For individuals that still had the wetland category left (about 18), I took the ones with less than 10% of that wetland category, and just make those pixels the value of the pixel closest to them.
Here’s an example with bird: 225722520_2023
## # A tibble: 4 Ă— 2
## Landcover percentage
## <chr> <dbl>
## 1 peatland 69.5
## 2 swamp 0.863
## 3 water 28.0
## 4 wetland 1.58
This bird has a bit of the wetland category left. We can graph her and see that she’s in Northern Ontario. Her wetland’s seem to be on the edges of bodies of water.
Since the percentage is quite small, I’m going to take those wetland pixels and replace them with the class of the pixel nearest in the greatest proportion.
So, her percentages used to look like this:
## # A tibble: 4 Ă— 2
## Landcover percentage
## <chr> <dbl>
## 1 peatland 69.5
## 2 swamp 0.863
## 3 water 28.0
## 4 wetland 1.58
And now they look like this.
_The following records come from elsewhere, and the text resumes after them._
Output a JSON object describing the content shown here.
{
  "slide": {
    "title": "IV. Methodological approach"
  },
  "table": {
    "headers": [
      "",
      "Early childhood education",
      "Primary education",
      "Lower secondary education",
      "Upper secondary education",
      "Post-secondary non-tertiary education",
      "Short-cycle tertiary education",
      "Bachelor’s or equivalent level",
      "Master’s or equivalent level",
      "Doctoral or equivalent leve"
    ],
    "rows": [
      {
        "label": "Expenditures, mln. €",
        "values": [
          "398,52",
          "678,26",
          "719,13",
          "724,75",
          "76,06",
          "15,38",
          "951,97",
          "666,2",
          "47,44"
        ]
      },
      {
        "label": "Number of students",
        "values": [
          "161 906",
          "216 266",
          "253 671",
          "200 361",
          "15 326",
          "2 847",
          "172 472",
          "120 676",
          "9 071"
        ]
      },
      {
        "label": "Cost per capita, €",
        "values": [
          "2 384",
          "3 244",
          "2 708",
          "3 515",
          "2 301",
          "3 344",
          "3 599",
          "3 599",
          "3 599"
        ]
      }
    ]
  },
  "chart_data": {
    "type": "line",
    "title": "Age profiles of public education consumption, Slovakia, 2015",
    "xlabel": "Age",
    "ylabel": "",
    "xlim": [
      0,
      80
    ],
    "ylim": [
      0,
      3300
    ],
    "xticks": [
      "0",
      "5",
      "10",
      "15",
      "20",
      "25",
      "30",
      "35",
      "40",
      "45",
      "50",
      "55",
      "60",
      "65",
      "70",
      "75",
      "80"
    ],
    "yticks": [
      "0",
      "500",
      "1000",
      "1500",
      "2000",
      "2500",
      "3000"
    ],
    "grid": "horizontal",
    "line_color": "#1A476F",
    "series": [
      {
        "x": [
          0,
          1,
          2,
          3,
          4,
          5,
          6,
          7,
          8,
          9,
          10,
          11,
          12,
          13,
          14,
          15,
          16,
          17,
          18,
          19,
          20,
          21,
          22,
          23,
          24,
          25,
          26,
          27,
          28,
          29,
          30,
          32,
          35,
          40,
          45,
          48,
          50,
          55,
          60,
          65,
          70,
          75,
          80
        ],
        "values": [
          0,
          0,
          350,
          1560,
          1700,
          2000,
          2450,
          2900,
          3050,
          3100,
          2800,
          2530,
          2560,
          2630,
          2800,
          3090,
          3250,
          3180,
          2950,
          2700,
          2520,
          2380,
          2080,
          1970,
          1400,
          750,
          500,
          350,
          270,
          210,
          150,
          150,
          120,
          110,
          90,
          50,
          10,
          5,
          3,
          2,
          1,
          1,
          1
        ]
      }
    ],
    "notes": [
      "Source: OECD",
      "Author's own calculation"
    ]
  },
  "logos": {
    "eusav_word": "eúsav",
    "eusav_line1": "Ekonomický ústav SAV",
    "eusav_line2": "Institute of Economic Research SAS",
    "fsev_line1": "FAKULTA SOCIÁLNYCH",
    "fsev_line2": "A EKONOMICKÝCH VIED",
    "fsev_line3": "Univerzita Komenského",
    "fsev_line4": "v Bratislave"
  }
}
It looks like a few of the pixels became water, and a few became peatland.
## # A tibble: 3 Ă— 2
## Landcover percentage
## <chr> <dbl>
## 1 peatland 70.3
## 2 swamp 0.863
## 3 water 28.9
So, at this point, I’m left with about four birds that have really high percentages of wetland. I’ll graph them all so you can see.
So, as you can see, a lot of these wetlands are just surrounded by forest. I did some previous analysis looking at if swamps, peatland, or marshes are more likely to be surrounded by forest but there wasn’t a clear answer.
We need to figure out what to do with these birds. Do we manually guess?